Chart performance for "Ne parlons pas de Bruno"
| Chart (2022) | Peak position |
|---|---|
| France (SNEP) | 166 |

Chart performance for "No Se Habla de Bruno"
| Chart (2022) | Peak position |
|---|---|
| Argentina (Argentina Hot 100) | 59 |
| Colombia (Billboard) | 25 |
| Global Excl.

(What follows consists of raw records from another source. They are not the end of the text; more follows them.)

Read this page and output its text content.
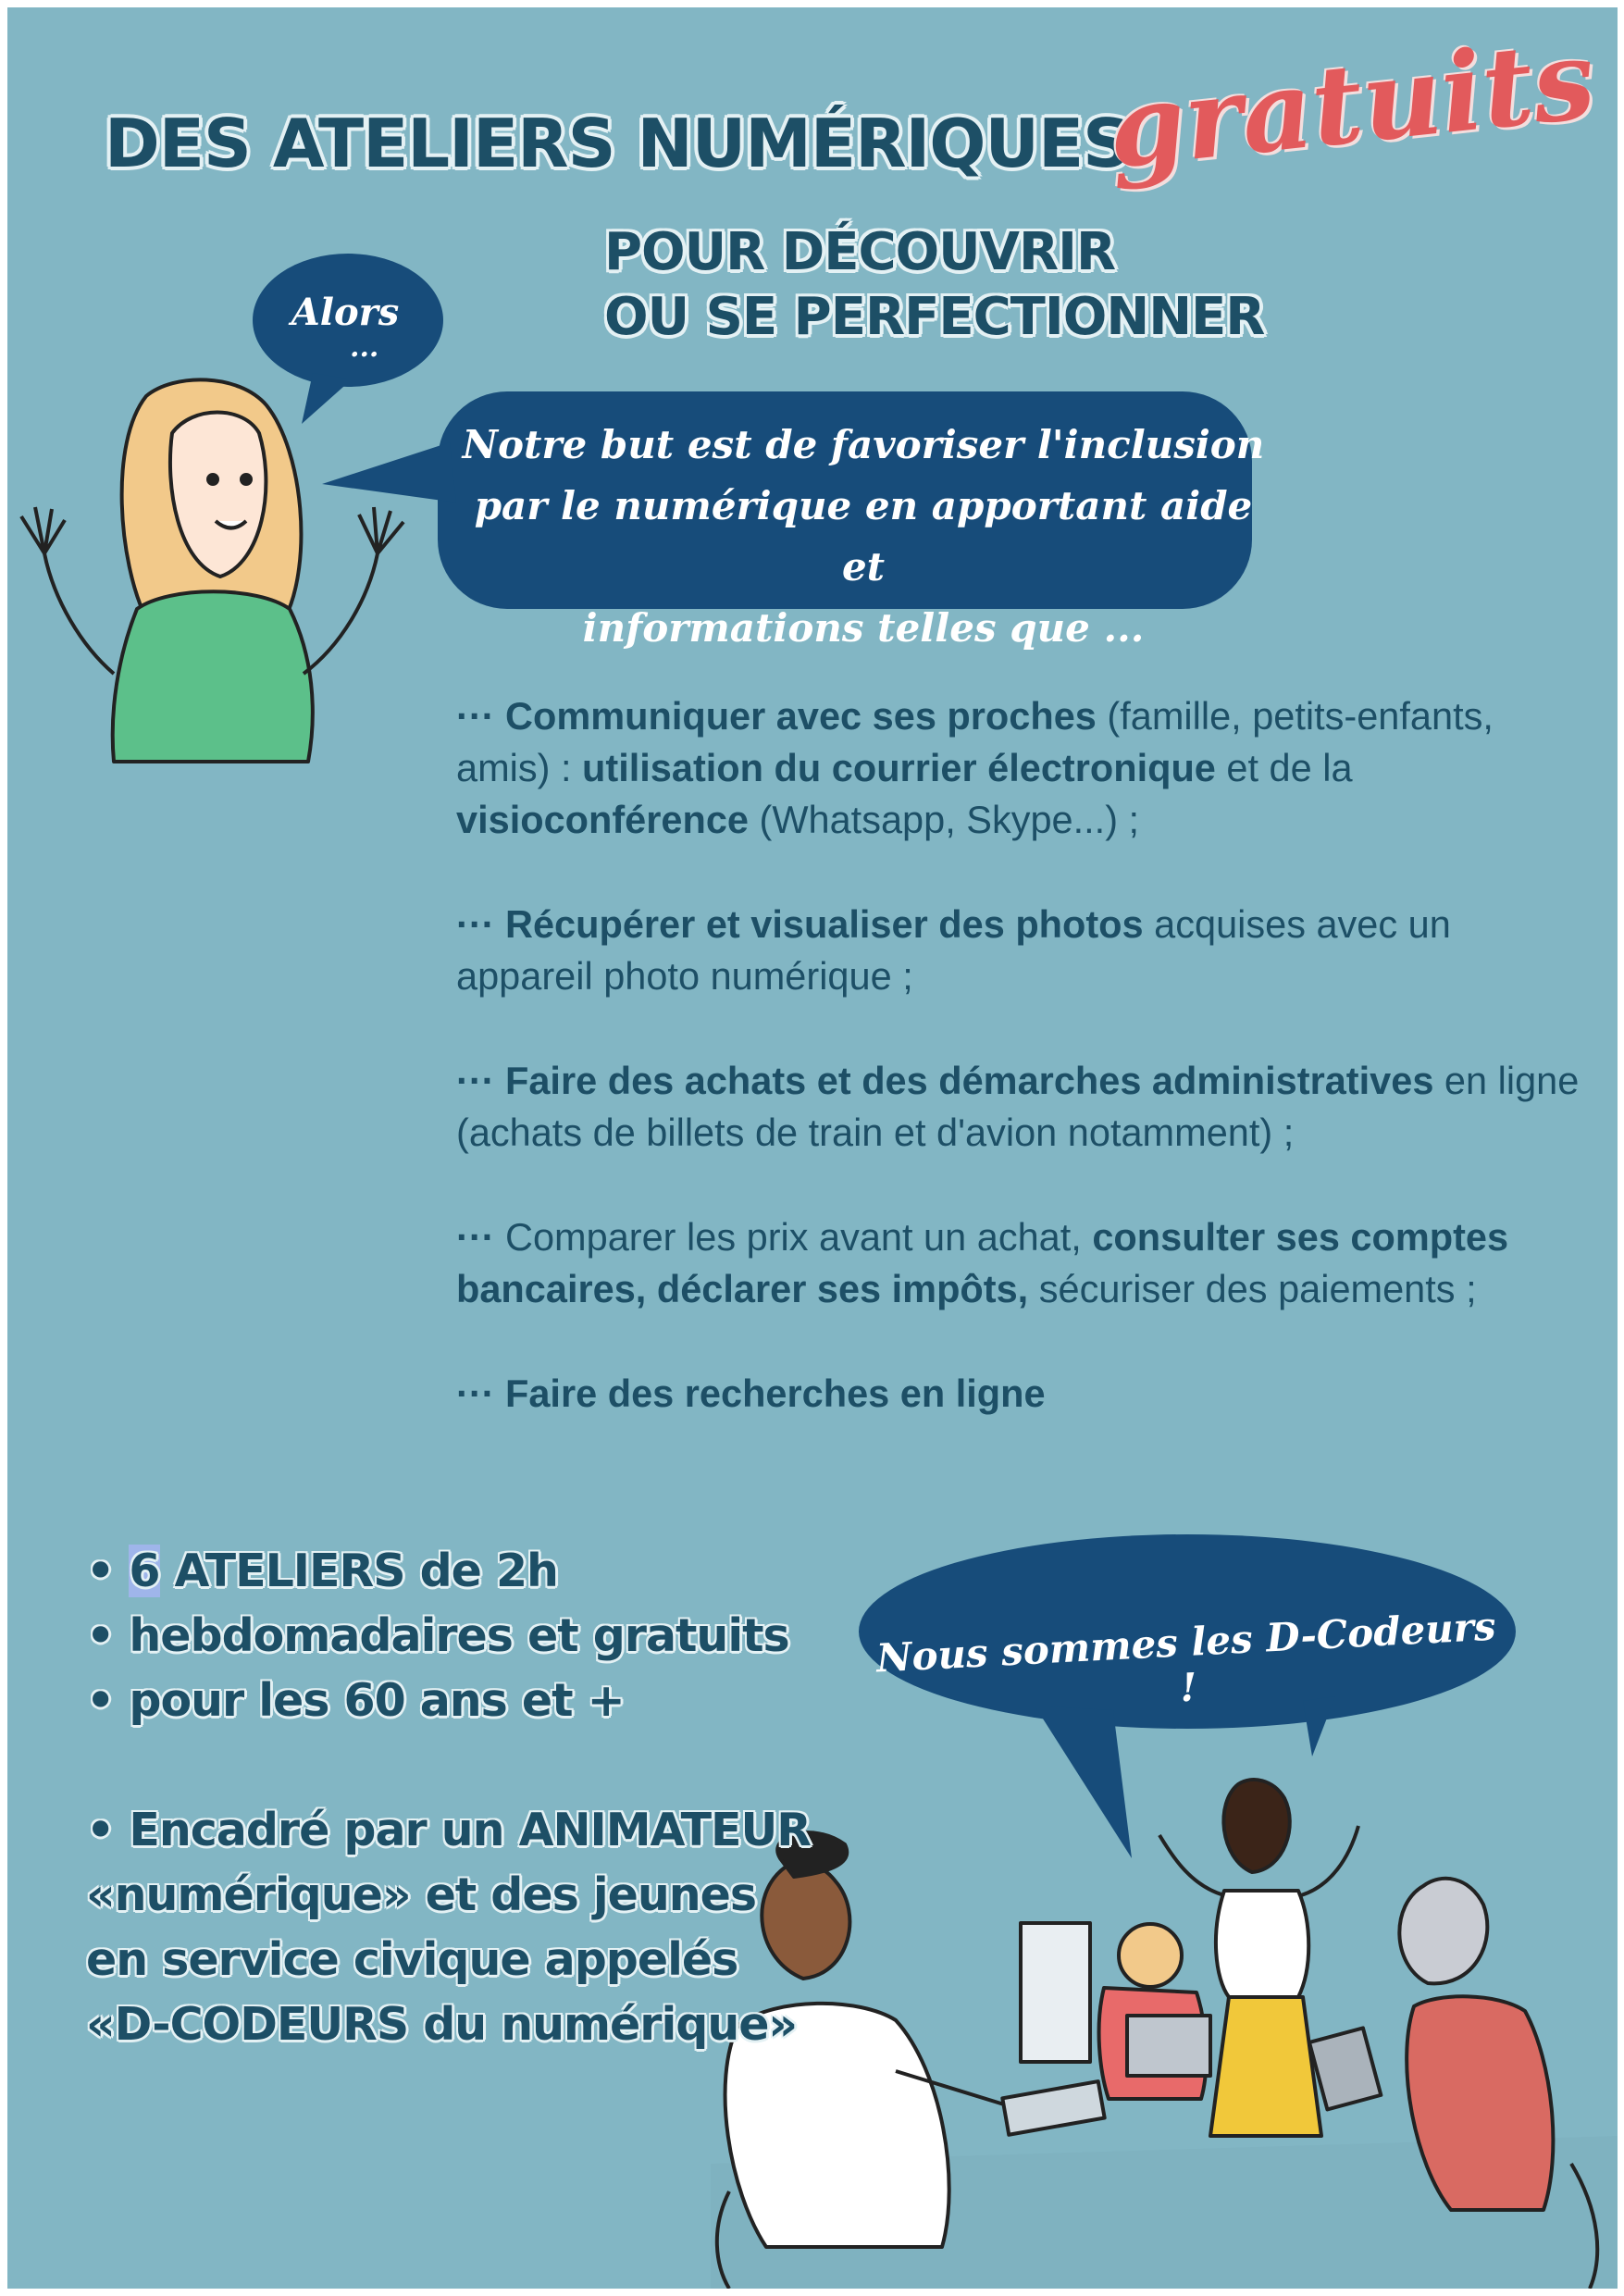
DES ATELIERS NUMÉRIQUES
gratuits
POUR DÉCOUVRIR
OU SE PERFECTIONNER
Alors
...
Notre but est de favoriser l'inclusion
par le numérique en apportant aide et
informations telles que ...
Nous sommes les D-Codeurs !

··· Communiquer avec ses proches (famille, petits-enfants, amis) : utilisation du courrier électronique et de la visioconférence (Whatsapp, Skype...) ;

··· Récupérer et visualiser des photos acquises avec un appareil photo numérique ;

··· Faire des achats et des démarches administratives en ligne (achats de billets de train et d'avion notamment) ;

··· Comparer les prix avant un achat, consulter ses comptes bancaires, déclarer ses impôts, sécuriser des paiements ;

··· Faire des recherches en ligne

• 6 ATELIERS de 2h
• hebdomadaires et gratuits
• pour les 60 ans et +
• Encadré par un ANIMATEUR
«numérique» et des jeunes
en service civique appelés
«D-CODEURS du numérique»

U.S. (Billboard) | 121 |
| Peru (UNIMPRO) | 89 |

===Year-end charts===

2022 year-end chart performance for "We Don't Talk About Bruno"
| Chart (2022) | Position |
|---|---|
| Australia (ARIA) | 38 |
| Belgium (Ultratop 50 Flanders) | 197 |
| Canada (Canadian Hot 100) | 31 |
| Global 200 (Billboard) | 42 |
| New Zealand (Recorded Music NZ) | 44 |
| UK Singles (OCC) | 11 |
| US Billboard Hot 100 | 24 |

==Certifications==

Certifications for "We Don't Talk About Bruno"
| Region | Certification | Certified units/sales |
| Australia (ARIA) | Platinum | 70,000^{‡} |
| Brazil (Pro-Música Brasil) | Platinum | 40,000^{‡} |
| Canada (Music Canada) | 4× Platinum | 320,000^{‡} |
| France (SNEP) | Platinum | 200,000^{‡} |
| Italy (FIMI) | Gold | 50,000^{‡} |
| Mexico (AMPROFON) | Platinum+Gold | 210,000^{‡} |
| New Zealand (RMNZ) | Platinum | 30,000^{‡} |
| Poland (ZPAV) | Gold | 25,000^{‡} |
| Spain (Promusicae) | Platinum | 60,000^{‡} |
| United Kingdom (BPI) | 2× Platinum | 1,200,000^{‡} |
| United States (RIAA) | 6× Platinum | 6,000,000^{‡} |
^{‡} Sales+streaming figures based on certification alone.